Factorial, Permutations, Combinations (distinct objects; no repeats)
1) n! (factorial)
- Meaning: tells you how many permutations (complete orderings) you can generate with n objects at your disposal.
- Definition: n! = n × (n−1) × (n−2) × … × 2 × 1, with 0! = 1.
- Example: 5! = 5×4×3×2×1 = 120.
2) n!/(n−r)! (permutations of r choices from n; order matters)
- Meaning: tells you how many ordered outcomes you can generate when you make r choices out of a collection of n objects, without reuse.
- How to see it:
1st choice: n options
2nd choice: (n−1) options
3rd choice: (n−2) options
…
rth choice: (n−r+1) optionsMultiply: n × (n−1) × … × (n−r+1) = n!/(n−r)!. - Example (n=5, r=2): 5P2 = 5!/(5−2)! = 5!/3! = (5×4×3×2×1)/(3×2×1) = 5×4 = 20.
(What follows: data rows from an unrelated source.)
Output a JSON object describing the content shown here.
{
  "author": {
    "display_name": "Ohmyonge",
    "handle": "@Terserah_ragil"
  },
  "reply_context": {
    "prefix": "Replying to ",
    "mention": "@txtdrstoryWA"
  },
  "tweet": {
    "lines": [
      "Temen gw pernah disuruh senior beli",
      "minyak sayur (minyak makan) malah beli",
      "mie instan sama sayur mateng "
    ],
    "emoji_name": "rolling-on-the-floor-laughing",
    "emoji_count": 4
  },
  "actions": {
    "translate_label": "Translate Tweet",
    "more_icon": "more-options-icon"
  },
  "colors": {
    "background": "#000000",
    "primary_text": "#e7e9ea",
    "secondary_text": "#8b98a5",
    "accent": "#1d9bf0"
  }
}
3) (n!/(n−r)!)/r! = n!/((n−r)! r!) (combinations; order neglected)
- Meaning: tells you how many selections you can make when choosing r objects from n, where order does not matter.
- Key idea: First, count the r-choice permutations: n!/(n−r)!. But when order is neglected, many of those “different” outcomes are the same selection written in a different order. For any fixed selection of r objects, there are exactly r! permutations of those same r objects. Therefore, each selection has been counted r! times, so dividing by r! eliminates repeats.
- Example (n=5, r=2): 5C2 = (5P2)/2! = 20/2 = 10.
One-line summary
- Order matters (arrangements): nPr = n!/(n−r)!